The best that she could see. She pressed her hands against her head. Some fugitive echo of memory lay in the words, sight, sight. "The last betrayal and the ultimate unworthiness is the defilement of the vision." That mad fanatic at Thraile, that warped religious maniac, what right had he, with his crude theories of self-mortification and God's vengeance, to come before her now with his dark prophecies of vision? Sight? What sight? Had she not always done the best that she had seen?
"We can only worship what we see." All very well to talk. She pressed her hands against her eyes and in the darkness she tried to read again the visions she had seen.
She saw the God of her early school-days, a benign and patriarchal creation of her own emotions, bidding her be submissive and content, and smiling on her with approbation that curiously resembled Mrs. Hancock's.
She saw Clare; and immediately her desires altered. To be good meant to be gay, to be loved, to be beautiful, to dance through life right up to Godfrey's arms.
She shivered. That vision had soon died. Beauty and gay success in love could not be hers. What vision then? She saw her mother, the passionate devotee of the great god of People. She saw herself accepting now new standards. The thing that mattered in Marshington was neither service nor love but marriage, marriage respectable and unequivocal, marriage financially sound, eugenically advisable, and socially correct. She had sought it. Oh, no doubt she had sought it but never found, for though Godfrey Neale had kissed her he had not unnaturally forgotten. In the emotional reaction after a crisis of fear, she had found the only sign of the satisfaction that she had sought as love.

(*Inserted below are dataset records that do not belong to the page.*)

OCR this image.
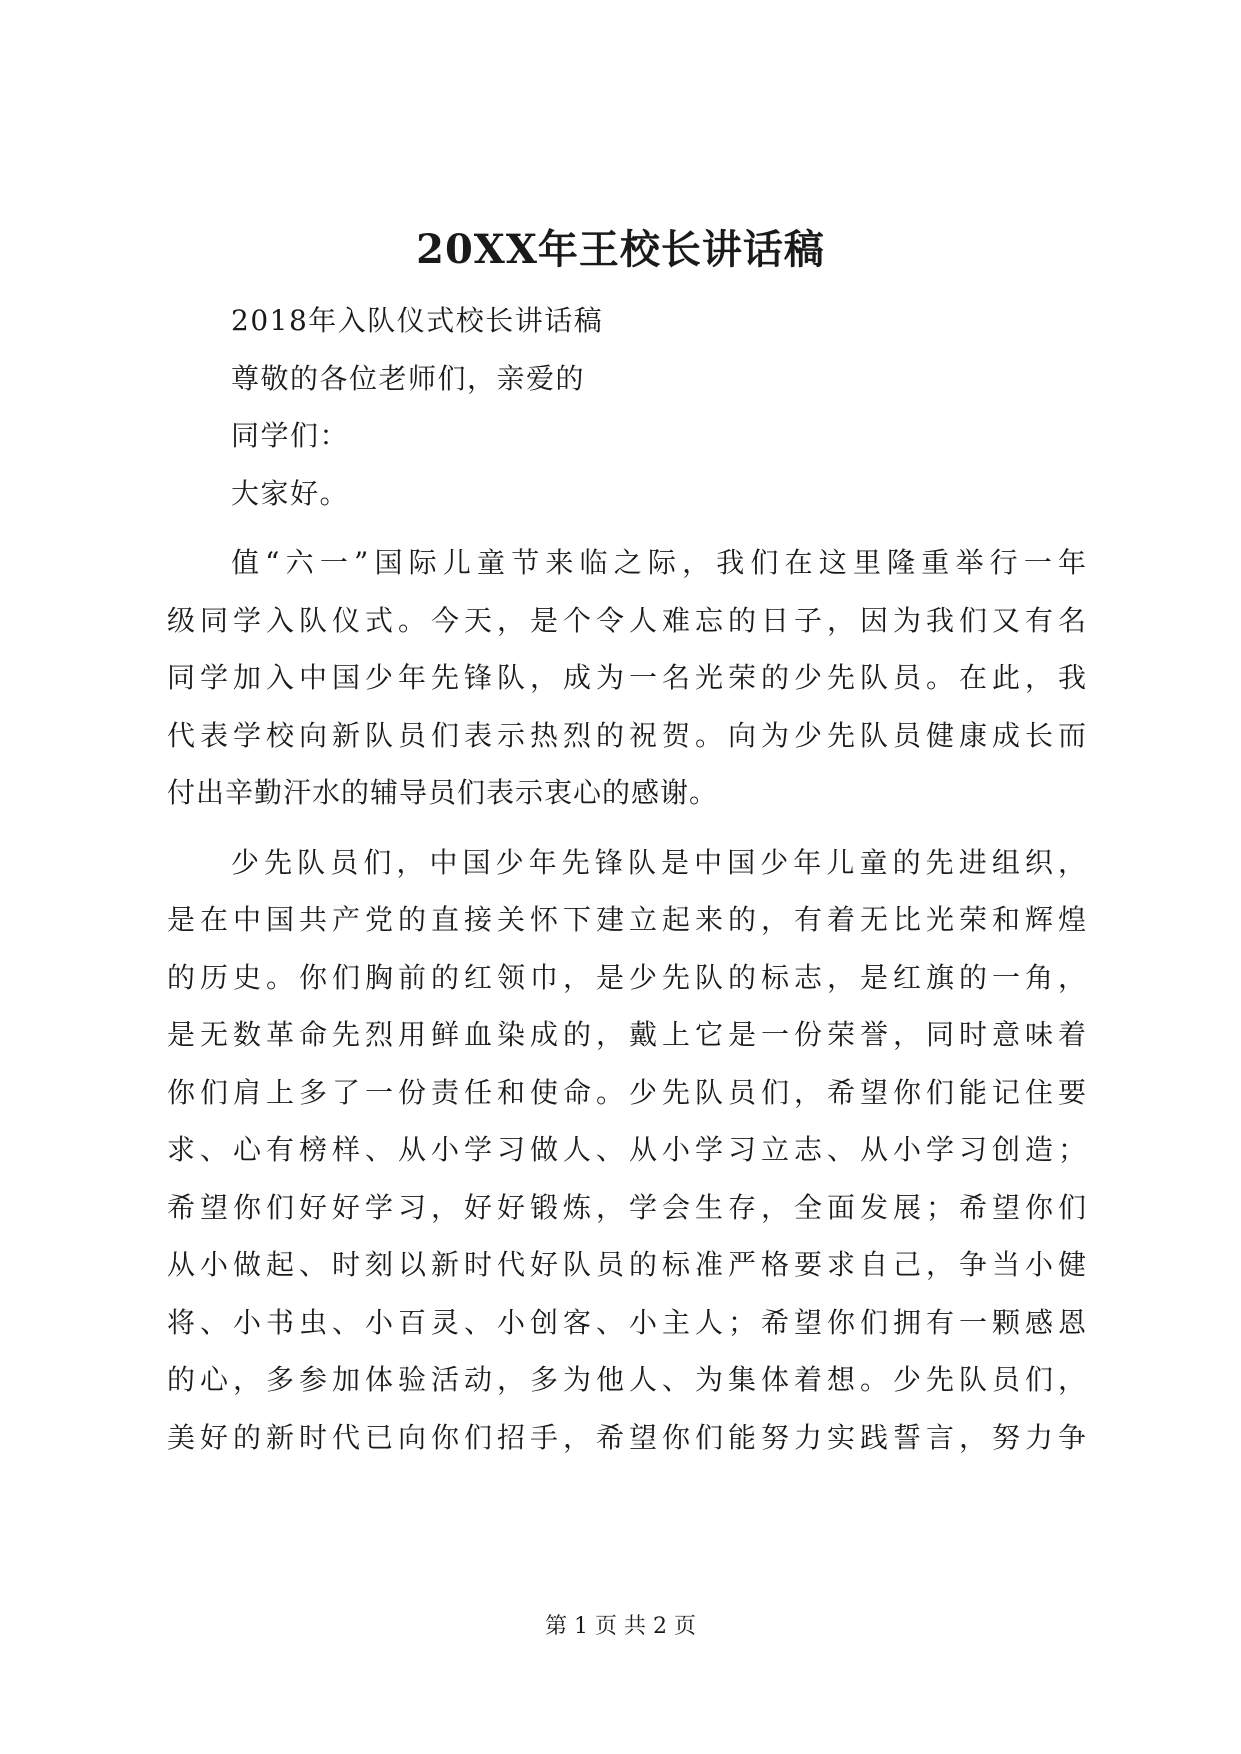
20XX年王校长讲话稿
2018年入队仪式校长讲话稿
尊敬的各位老师们，亲爱的
同学们：
大家好。
值“六一”国际儿童节来临之际，我们在这里隆重举行一年
级同学入队仪式。今天，是个令人难忘的日子，因为我们又有名
同学加入中国少年先锋队，成为一名光荣的少先队员。在此，我
代表学校向新队员们表示热烈的祝贺。向为少先队员健康成长而
付出辛勤汗水的辅导员们表示衷心的感谢。
少先队员们，中国少年先锋队是中国少年儿童的先进组织，
是在中国共产党的直接关怀下建立起来的，有着无比光荣和辉煌
的历史。你们胸前的红领巾，是少先队的标志，是红旗的一角，
是无数革命先烈用鲜血染成的，戴上它是一份荣誉，同时意味着
你们肩上多了一份责任和使命。少先队员们，希望你们能记住要
求、心有榜样、从小学习做人、从小学习立志、从小学习创造；
希望你们好好学习，好好锻炼，学会生存，全面发展；希望你们
从小做起、时刻以新时代好队员的标准严格要求自己，争当小健
将、小书虫、小百灵、小创客、小主人；希望你们拥有一颗感恩
的心，多参加体验活动，多为他人、为集体着想。少先队员们，
美好的新时代已向你们招手，希望你们能努力实践誓言，努力争
第 1 页 共 2 页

Then she had gone to Thraile. She saw more clearly now the reeling nightmare of those days, when she had lost all touch with sane reality. At Hardrascliffe and at Marshington she could deal with a given crisis according to known rules, but at Thraile she had been swept right off her feet, having no standard of her own to hold by. She had wanted to help Connie and had followed a policy of blind opportunism, blundering from one notion to another. Connie in trouble must be married. Connie, when married, must have life made tolerable. This she had seen, and, seeing thus, had acted. But never once had Muriel Hammond, Muriel who sought before all things excellence of conduct, never once had she thought clearly about what it all meant. She had never once lifted her head higher than Connie's, but had left to Mr. Todd the task of trying to make clear what her sister and Ben had done. But when you faced it frankly, you saw that it all came to this. At Marshington the only thing that mattered was marriage. Connie, who knew this, who was wild and reckless but who at least was brave, had ruined her life and Ben's, had saddened Eric's, and had brought her family to bitter shame. Muriel, with no less intention but less courage, had sat at home and waited and grown bitter. And now she was still waiting and her youth was passing by.
And yet, and yet, it had not been her own way to want this only. A respectable marriage had not always been the one goal of her life. She had dreamed dreams. She had seen visions, but her visions had faded before the opinion of others; she had lacked the courage of her dreams. And now there was left to her nothing but Marshington. She could not even go away. It had trapped her in the end, for she had shut her eyes to anything beyond its streets, and was a prisoner now to her own blindness.
"The only thing that Marshington cares about is sex-success." Delia Vaughan had said that. Muriel did not believe her. It was true enough, quite true.
Her hands dropped from her face. She looked as she had looked thirteen years ago across the moonlit fields to the dark city.
Well, Delia had been proved right at last. What next?